What engine came in this?
Does that harness include disconnecting the high mount stop lamp if it's equipped?
Does this have a trailer connector? If so, have you disconnected or ruled out it?
Remove fuses #1 and #3 in the battery junction block and see if the fuse #13 still blows.
Ok, you should already know where the harness plugs in for the multi-function switch. Unplug it and see if the fuse still blows.
Other than that I believe you are going to have to be able to test where the high current or short is. The only thing is how since the fuse keeps popping. What I usually do is get a automatic resetting circuit breaker and attach some leads to it so you can plug it into that fuse 13 socket. This way you won't have to continue to replace the fuse. Then begin testing where the voltage is lost. It might be better though to use an ammeter in the fuse's socket, since the circuit won't be powered and it would give a better idea of the short because of the current reading being over the 20a the fuse is rated at.

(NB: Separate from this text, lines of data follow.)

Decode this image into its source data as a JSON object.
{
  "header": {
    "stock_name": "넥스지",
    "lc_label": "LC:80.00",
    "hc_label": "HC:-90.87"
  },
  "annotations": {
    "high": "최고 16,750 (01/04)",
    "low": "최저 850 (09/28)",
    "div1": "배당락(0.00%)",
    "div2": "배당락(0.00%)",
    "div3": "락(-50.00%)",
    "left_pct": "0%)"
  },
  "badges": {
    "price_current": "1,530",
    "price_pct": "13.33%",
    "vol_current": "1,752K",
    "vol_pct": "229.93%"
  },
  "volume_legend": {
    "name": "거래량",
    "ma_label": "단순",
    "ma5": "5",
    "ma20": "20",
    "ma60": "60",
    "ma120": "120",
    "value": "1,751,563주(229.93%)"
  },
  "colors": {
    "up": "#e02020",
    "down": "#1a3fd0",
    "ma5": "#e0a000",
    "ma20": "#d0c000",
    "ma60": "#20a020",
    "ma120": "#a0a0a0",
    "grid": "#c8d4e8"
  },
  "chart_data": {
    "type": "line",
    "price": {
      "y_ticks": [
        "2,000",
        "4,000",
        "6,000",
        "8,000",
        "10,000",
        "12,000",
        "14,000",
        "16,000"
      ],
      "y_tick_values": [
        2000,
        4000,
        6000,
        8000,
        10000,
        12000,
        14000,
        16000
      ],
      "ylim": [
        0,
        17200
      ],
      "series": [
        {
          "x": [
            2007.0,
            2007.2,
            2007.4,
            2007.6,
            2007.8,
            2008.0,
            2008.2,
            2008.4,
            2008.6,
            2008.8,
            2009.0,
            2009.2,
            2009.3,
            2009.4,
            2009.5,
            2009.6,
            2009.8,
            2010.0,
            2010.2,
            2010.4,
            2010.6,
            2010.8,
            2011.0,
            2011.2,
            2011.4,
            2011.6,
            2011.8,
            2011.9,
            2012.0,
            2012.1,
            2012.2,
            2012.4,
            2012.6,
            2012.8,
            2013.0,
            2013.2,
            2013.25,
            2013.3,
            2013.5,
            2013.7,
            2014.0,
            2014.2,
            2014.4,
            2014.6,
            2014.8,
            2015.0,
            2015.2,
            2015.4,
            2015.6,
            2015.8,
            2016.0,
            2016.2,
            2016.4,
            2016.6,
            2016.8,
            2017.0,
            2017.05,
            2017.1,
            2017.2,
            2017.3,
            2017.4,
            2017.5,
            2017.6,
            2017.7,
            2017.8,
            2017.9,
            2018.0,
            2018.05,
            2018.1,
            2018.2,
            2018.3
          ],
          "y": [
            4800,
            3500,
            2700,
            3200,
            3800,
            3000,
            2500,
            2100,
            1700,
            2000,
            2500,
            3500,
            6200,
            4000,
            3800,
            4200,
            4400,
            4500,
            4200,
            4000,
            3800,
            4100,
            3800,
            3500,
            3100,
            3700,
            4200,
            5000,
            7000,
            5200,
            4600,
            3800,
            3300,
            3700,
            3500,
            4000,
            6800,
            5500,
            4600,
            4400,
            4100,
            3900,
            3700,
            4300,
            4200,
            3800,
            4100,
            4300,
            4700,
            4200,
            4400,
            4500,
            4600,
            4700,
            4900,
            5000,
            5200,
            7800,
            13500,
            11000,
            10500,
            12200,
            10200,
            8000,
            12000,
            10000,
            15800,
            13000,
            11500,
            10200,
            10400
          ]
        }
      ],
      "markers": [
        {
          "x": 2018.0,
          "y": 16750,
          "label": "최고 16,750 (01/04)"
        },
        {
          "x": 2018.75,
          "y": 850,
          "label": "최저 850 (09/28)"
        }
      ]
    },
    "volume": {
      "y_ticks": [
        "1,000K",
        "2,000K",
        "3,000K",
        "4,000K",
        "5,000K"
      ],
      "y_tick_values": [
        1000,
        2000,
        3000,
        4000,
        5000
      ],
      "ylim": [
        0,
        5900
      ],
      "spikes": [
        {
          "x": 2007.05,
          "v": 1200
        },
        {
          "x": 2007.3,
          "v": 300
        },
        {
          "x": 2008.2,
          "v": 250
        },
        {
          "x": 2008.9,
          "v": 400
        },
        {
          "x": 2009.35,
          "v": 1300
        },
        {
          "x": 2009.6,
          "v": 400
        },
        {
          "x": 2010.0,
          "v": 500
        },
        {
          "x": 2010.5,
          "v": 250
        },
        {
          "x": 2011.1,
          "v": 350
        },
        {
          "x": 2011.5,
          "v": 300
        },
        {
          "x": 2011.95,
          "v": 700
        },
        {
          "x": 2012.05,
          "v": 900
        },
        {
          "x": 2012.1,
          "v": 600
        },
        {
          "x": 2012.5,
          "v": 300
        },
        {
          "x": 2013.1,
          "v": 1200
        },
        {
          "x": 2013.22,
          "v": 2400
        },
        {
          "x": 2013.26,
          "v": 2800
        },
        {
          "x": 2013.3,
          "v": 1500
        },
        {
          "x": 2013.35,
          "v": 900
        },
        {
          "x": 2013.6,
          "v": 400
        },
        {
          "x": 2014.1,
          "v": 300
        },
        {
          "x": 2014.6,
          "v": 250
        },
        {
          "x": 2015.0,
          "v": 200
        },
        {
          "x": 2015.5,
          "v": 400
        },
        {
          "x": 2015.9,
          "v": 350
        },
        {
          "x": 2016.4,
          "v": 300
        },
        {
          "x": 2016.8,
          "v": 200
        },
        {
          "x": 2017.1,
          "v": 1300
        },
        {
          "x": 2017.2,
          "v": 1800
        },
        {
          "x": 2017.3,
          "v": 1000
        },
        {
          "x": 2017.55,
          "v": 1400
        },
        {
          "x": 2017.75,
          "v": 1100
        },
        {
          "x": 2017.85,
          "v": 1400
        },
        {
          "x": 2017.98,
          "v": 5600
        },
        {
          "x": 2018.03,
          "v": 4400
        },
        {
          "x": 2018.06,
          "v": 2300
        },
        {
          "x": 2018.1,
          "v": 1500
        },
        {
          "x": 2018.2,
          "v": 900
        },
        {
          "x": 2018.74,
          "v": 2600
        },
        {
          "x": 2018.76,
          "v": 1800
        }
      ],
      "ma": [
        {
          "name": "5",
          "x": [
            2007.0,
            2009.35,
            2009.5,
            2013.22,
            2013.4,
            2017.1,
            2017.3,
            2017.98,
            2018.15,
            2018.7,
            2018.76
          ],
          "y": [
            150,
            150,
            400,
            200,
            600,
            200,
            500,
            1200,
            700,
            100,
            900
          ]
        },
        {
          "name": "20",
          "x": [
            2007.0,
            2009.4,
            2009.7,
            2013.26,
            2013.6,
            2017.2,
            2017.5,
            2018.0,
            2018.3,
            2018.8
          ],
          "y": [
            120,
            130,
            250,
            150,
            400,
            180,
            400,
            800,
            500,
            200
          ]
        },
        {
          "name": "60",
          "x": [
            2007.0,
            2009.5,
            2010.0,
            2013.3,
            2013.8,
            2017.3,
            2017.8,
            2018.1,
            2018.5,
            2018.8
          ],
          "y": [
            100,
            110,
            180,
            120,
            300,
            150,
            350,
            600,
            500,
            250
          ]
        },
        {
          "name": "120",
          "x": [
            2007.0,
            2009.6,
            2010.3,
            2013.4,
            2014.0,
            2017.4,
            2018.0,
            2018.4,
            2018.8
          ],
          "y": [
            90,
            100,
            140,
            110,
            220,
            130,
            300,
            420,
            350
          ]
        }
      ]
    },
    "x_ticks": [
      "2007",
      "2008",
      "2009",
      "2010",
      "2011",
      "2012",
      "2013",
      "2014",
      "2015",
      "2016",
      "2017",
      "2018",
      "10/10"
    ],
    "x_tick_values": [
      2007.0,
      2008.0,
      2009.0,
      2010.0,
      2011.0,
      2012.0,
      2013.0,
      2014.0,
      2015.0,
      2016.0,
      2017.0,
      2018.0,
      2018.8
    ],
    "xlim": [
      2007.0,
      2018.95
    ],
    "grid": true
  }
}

The only thing is with the ammeter hooked up, you cannot really test, just disconnect things an see if the ammeter drops well below the 20a. I would try that first. Hook up the ammeter, press the brake pedal and confirm the ammeter reading is over 20a, then disconnect the multi-function switch and press the brake pedal again. If it remains under 20a, then jumper just the light green wire back, that is the wire that feeds that switch and then if ok, jumper back one at a time of the 2 wires feeding the rear stoplamps, they would be the light green/orange and the orange/light blue and step on the brake and see what the ammeter reads after jumping each of these. Jumping just so you don't have to hook the entire harness back up to that multi-function switch.